6. Not many people mentioned building equity in the calculations. This is a bonus and not considered in return and may become a liability as it approaches 100%. At full equity you lose money, but can liquidate to purchase more properties, if you are expanding but full equity you have income. Similar to stocks vs. bonds. Depends on your goals.
7. The napkin math behind the complex return is your house rents must be 1% of your purchase price. 120k has to rent for as close to $1200 as possible. There is a pain threshold in this neighborhood and $1200 is top of market. So we look for a 125k house, offer $105 and usually spend 2-5k on updates, and plan to eat 1-2 months of mortgage so approximately all in for $110-112k with $85-90k in loans and list at $1150. We list with our PM for 10% of rents and they provide marketing and a detailed report on applicants. Of course that is all in the sweet spot and we have managed 4 of these this year.

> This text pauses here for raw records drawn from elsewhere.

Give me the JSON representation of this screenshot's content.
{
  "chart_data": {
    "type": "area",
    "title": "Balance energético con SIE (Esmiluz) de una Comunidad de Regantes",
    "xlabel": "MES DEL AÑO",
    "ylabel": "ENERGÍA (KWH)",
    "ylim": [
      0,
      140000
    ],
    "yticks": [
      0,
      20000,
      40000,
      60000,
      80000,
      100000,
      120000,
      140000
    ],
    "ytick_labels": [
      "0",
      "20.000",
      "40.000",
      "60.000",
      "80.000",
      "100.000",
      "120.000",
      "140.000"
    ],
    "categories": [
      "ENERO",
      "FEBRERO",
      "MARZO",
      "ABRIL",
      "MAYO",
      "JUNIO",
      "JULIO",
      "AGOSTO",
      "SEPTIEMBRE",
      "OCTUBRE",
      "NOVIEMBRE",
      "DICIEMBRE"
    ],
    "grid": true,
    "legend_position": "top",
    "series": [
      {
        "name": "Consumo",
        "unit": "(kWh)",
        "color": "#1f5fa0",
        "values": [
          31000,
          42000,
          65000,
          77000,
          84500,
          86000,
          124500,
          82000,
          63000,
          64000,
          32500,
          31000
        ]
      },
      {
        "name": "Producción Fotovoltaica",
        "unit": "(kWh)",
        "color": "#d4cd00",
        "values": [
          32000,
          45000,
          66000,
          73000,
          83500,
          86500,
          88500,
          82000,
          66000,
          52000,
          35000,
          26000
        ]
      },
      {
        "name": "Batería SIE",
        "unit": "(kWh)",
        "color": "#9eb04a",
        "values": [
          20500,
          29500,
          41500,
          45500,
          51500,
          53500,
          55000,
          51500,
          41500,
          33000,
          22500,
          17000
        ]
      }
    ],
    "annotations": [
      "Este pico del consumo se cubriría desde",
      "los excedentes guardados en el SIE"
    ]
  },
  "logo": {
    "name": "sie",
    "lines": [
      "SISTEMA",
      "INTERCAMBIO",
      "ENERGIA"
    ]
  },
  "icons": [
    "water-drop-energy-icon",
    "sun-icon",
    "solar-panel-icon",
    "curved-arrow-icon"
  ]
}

After all of this we usually gross 21% and net 12-14% and do not count appreciation or equity which grows as the amortization changes over time. Our goal is income currently, but as equity grows we may try to grow quicker. On our first house we turned away 10 applicants or so before we found a good one - who takes great care of the house, but the others have filled quicker and had good applicants early on and are families that are A or B credit who just want a nice house and yard for the kids. Two houses have depreciated about 1.5% which is still well within our negotiation margin of 15% 20% on the upside. One has appreciated considerably and is about 40% on the upside of purchase price.
If you want more free details on real estate https://www.coachcarson.com
is a valuable resource on the math and neighborhood selection. Like some other posters said it does take some work, but I probably spend more time looking at my portfolio than I do worrying about my properties, I enjoy the bargain hunt, and I haven't had a meth lab yet, so there is that.